My hope is that the Liberal Party listens to the words of Robert Menzies and look at what he did.

They have already moved a lot in the last few months. For most of the last two decades they argued that the roll out of broadband infrastructure should be left to the private sector – and the Government should only get involved in rural and regional Australia.

That’s now sort of changed.

Forget for the moment the Prime Minister’s recent comment to the Washington Post that the NBN is “wacko”. The policy the Coalition took to the last election is very different to the policy they took to the 2010 election. In 2013 they promised to invest 15 times more than they promised in 2010.

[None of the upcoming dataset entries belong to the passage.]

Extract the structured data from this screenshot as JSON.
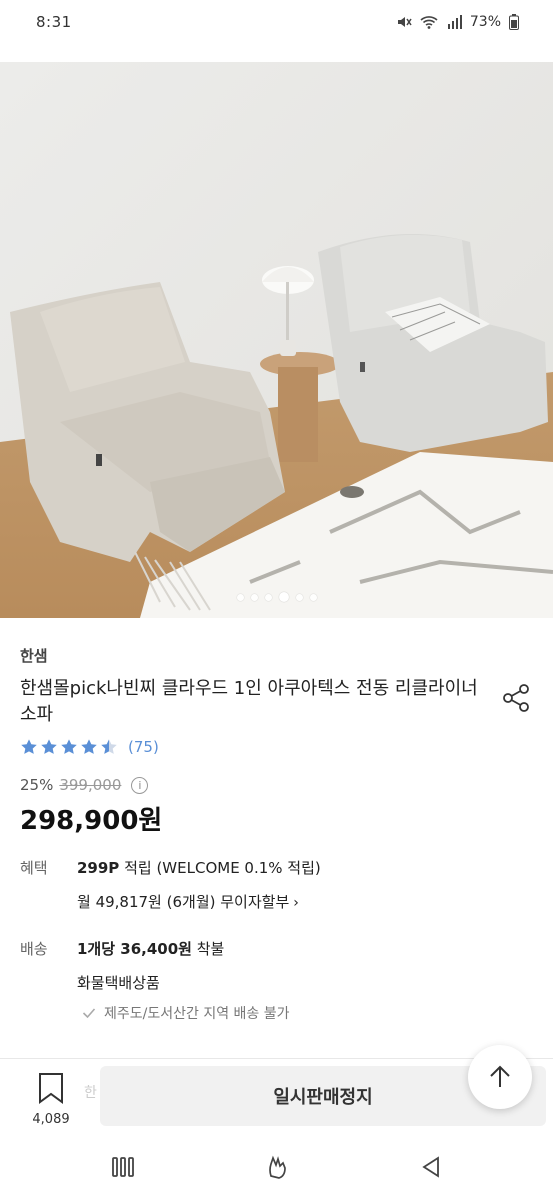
{
  "status_bar": {
    "time": "8:31",
    "battery": "73%"
  },
  "carousel": {
    "count": 6,
    "active_index": 3
  },
  "product": {
    "brand": "한샘",
    "title": "한샘몰pick나빈찌 클라우드 1인 아쿠아텍스 전동 리클라이너 소파",
    "rating": 4.5,
    "review_count": "(75)",
    "discount": "25%",
    "original_price": "399,000",
    "sale_price": "298,900원"
  },
  "benefit": {
    "label": "혜택",
    "points": "299P",
    "points_text": " 적립 (WELCOME 0.1% 적립)",
    "installment": "월 49,817원 (6개월) 무이자할부"
  },
  "shipping": {
    "label": "배송",
    "fee_bold": "1개당 36,400원",
    "fee_text": " 착불",
    "type": "화물택배상품",
    "notice": "제주도/도서산간 지역 배송 불가"
  },
  "bottom_bar": {
    "bookmark_count": "4,089",
    "hidden_text": "한",
    "sold_out_label": "일시판매정지"
  },
  "colors": {
    "accent": "#5a8fd6",
    "star": "#5a8fd6"
  }
}
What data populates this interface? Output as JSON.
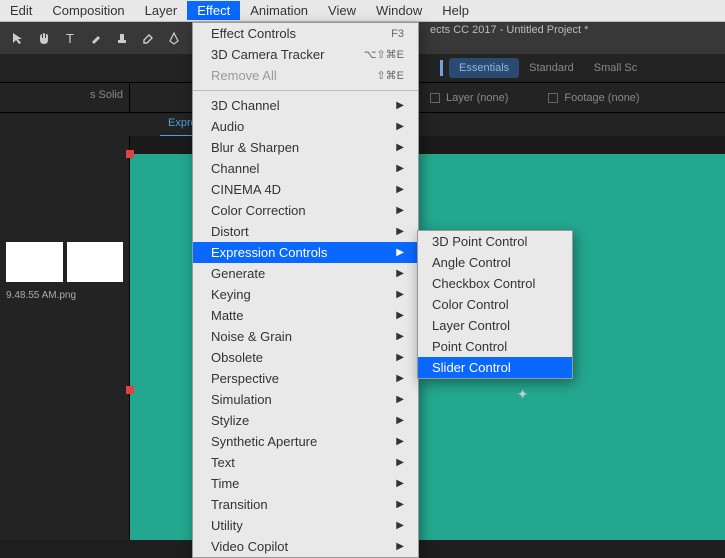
{
  "menubar": [
    "Edit",
    "Composition",
    "Layer",
    "Effect",
    "Animation",
    "View",
    "Window",
    "Help"
  ],
  "menubar_active_index": 3,
  "title": "ects CC 2017 - Untitled Project *",
  "workspace": {
    "items": [
      "Essentials",
      "Standard",
      "Small Sc"
    ],
    "active_index": 0
  },
  "left_panel_label": "s Solid",
  "layer_label": "Layer (none)",
  "footage_label": "Footage (none)",
  "tab_label": "Express",
  "thumb_filename": "9.48.55 AM.png",
  "effect_menu": {
    "top": [
      {
        "label": "Effect Controls",
        "shortcut": "F3"
      },
      {
        "label": "3D Camera Tracker",
        "shortcut": "⌥⇧⌘E"
      },
      {
        "label": "Remove All",
        "shortcut": "⇧⌘E",
        "disabled": true
      }
    ],
    "categories": [
      "3D Channel",
      "Audio",
      "Blur & Sharpen",
      "Channel",
      "CINEMA 4D",
      "Color Correction",
      "Distort",
      "Expression Controls",
      "Generate",
      "Keying",
      "Matte",
      "Noise & Grain",
      "Obsolete",
      "Perspective",
      "Simulation",
      "Stylize",
      "Synthetic Aperture",
      "Text",
      "Time",
      "Transition",
      "Utility",
      "Video Copilot"
    ],
    "hover_index": 7
  },
  "submenu": {
    "items": [
      "3D Point Control",
      "Angle Control",
      "Checkbox Control",
      "Color Control",
      "Layer Control",
      "Point Control",
      "Slider Control"
    ],
    "hover_index": 6
  },
  "tool_icons": [
    "pointer-icon",
    "hand-icon",
    "text-icon",
    "brush-icon",
    "stamp-icon",
    "eraser-icon",
    "pen-icon",
    "shape-icon"
  ]
}
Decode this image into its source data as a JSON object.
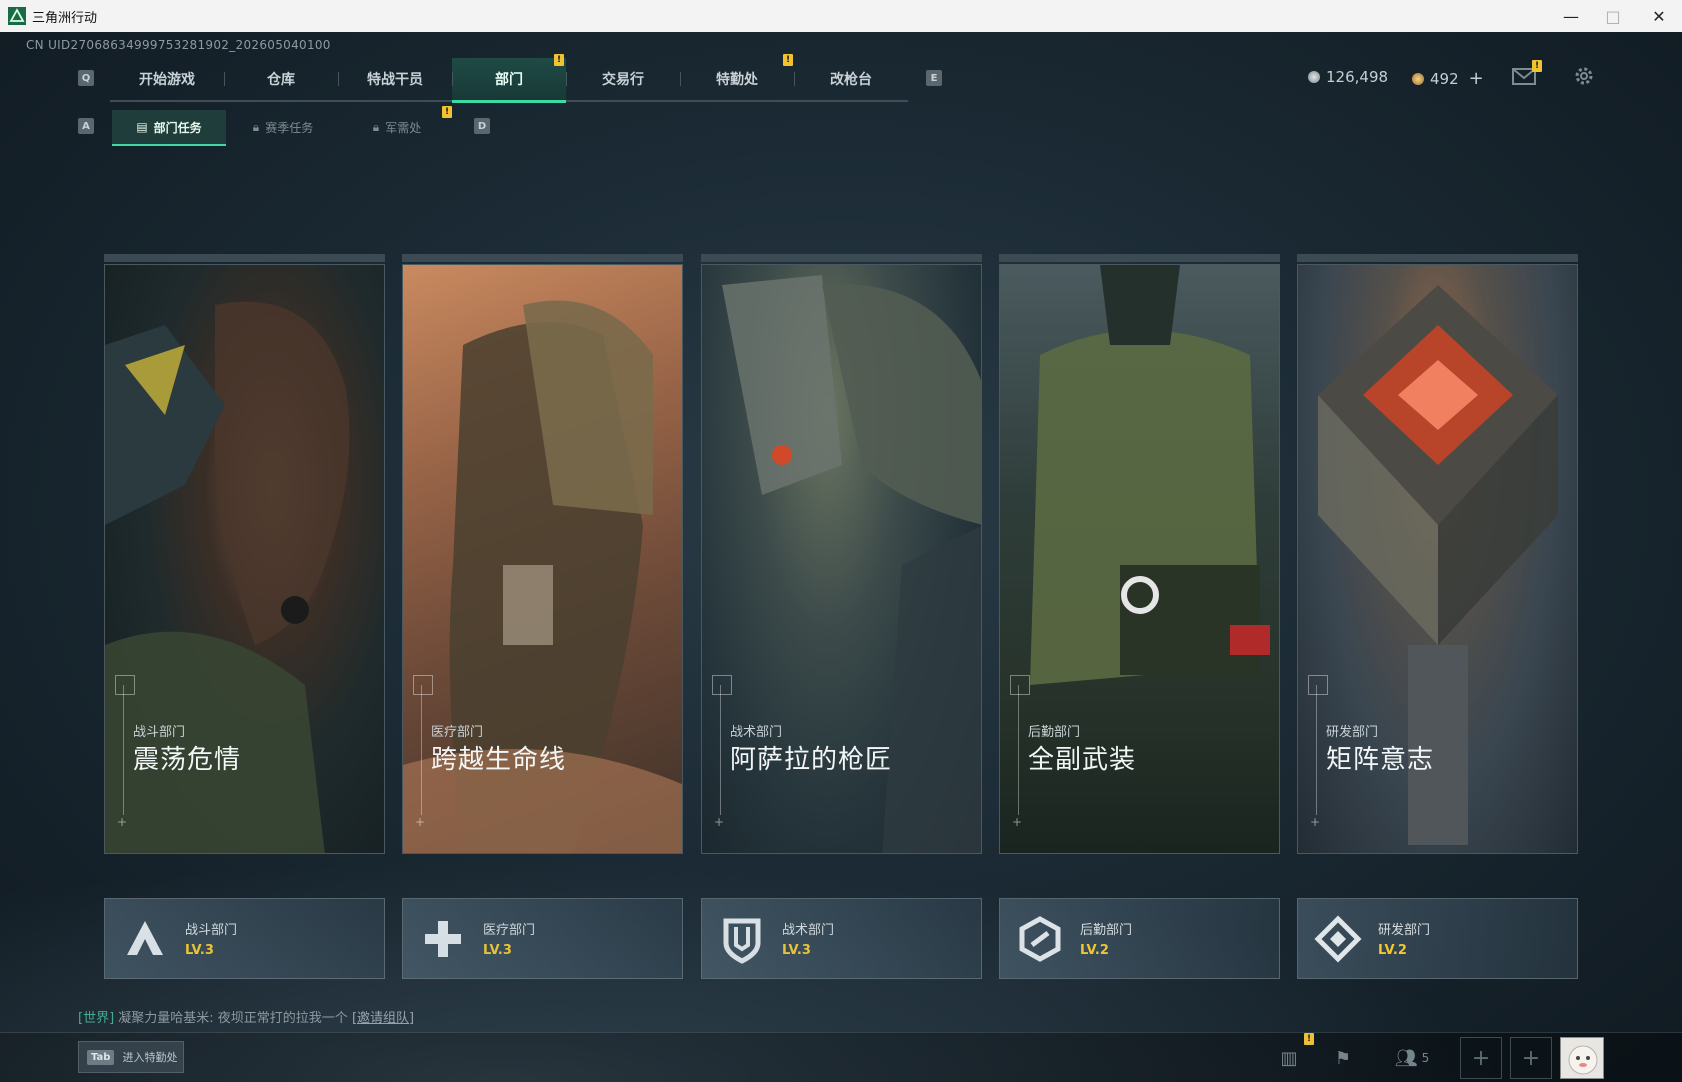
{
  "window": {
    "title": "三角洲行动",
    "minimize": "—",
    "maximize": "□",
    "close": "✕"
  },
  "uid_text": "CN UID27068634999753281902_202605040100",
  "nav": {
    "key_left": "Q",
    "key_right": "E",
    "tabs": [
      {
        "label": "开始游戏"
      },
      {
        "label": "仓库"
      },
      {
        "label": "特战干员"
      },
      {
        "label": "部门",
        "active": true
      },
      {
        "label": "交易行"
      },
      {
        "label": "特勤处"
      },
      {
        "label": "改枪台"
      }
    ],
    "badge_text": "!"
  },
  "subnav": {
    "key_left": "A",
    "key_right": "D",
    "tabs": [
      {
        "label": "部门任务",
        "active": true
      },
      {
        "label": "赛季任务"
      },
      {
        "label": "军需处"
      }
    ]
  },
  "currency": {
    "coins": "126,498",
    "premium": "492",
    "add": "+"
  },
  "colors": {
    "accent": "#3fd9a6",
    "level": "#f4c72c",
    "badge": "#f2c230"
  },
  "cards": [
    {
      "dept": "战斗部门",
      "title": "震荡危情",
      "level": "LV.3",
      "icon": "combat-emblem-icon"
    },
    {
      "dept": "医疗部门",
      "title": "跨越生命线",
      "level": "LV.3",
      "icon": "medical-cross-icon"
    },
    {
      "dept": "战术部门",
      "title": "阿萨拉的枪匠",
      "level": "LV.3",
      "icon": "tactical-shield-icon"
    },
    {
      "dept": "后勤部门",
      "title": "全副武装",
      "level": "LV.2",
      "icon": "logistics-hex-icon"
    },
    {
      "dept": "研发部门",
      "title": "矩阵意志",
      "level": "LV.2",
      "icon": "research-diamond-icon"
    }
  ],
  "chat": {
    "channel": "[世界]",
    "message": "凝聚力量哈基米: 夜坝正常打的拉我一个",
    "invite": "[邀请组队]"
  },
  "bottombar": {
    "tab_key": "Tab",
    "tab_label": "进入特勤处",
    "friends_count": "5"
  }
}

Three years ago they said they were going to demolish the NBN. Now they say they are going to keep it – even if through gritted teeth.

We have won the debate. A bit like Medicare, the Coalition realises the NBN is too popular to destroy.

The last debate is whether we build this fibre network in one stage or two.

To answer this question I think we need to look beyond the next three years. What will we need in the future? What will our children need? What will our economy need to compete with and trade with the countries of our region and the world?

In the first speech I made in Parliament I said:

“Our great responsibility is to govern not just for this generation but for the ones that follow. The pace of change and the challenges ahead demand it”.

There is no better example of this than this project – the NBN.

And that is what the NBN rebooted must achieve.

It is the key to unlocking the potential of Australia in the decades that lie ahead.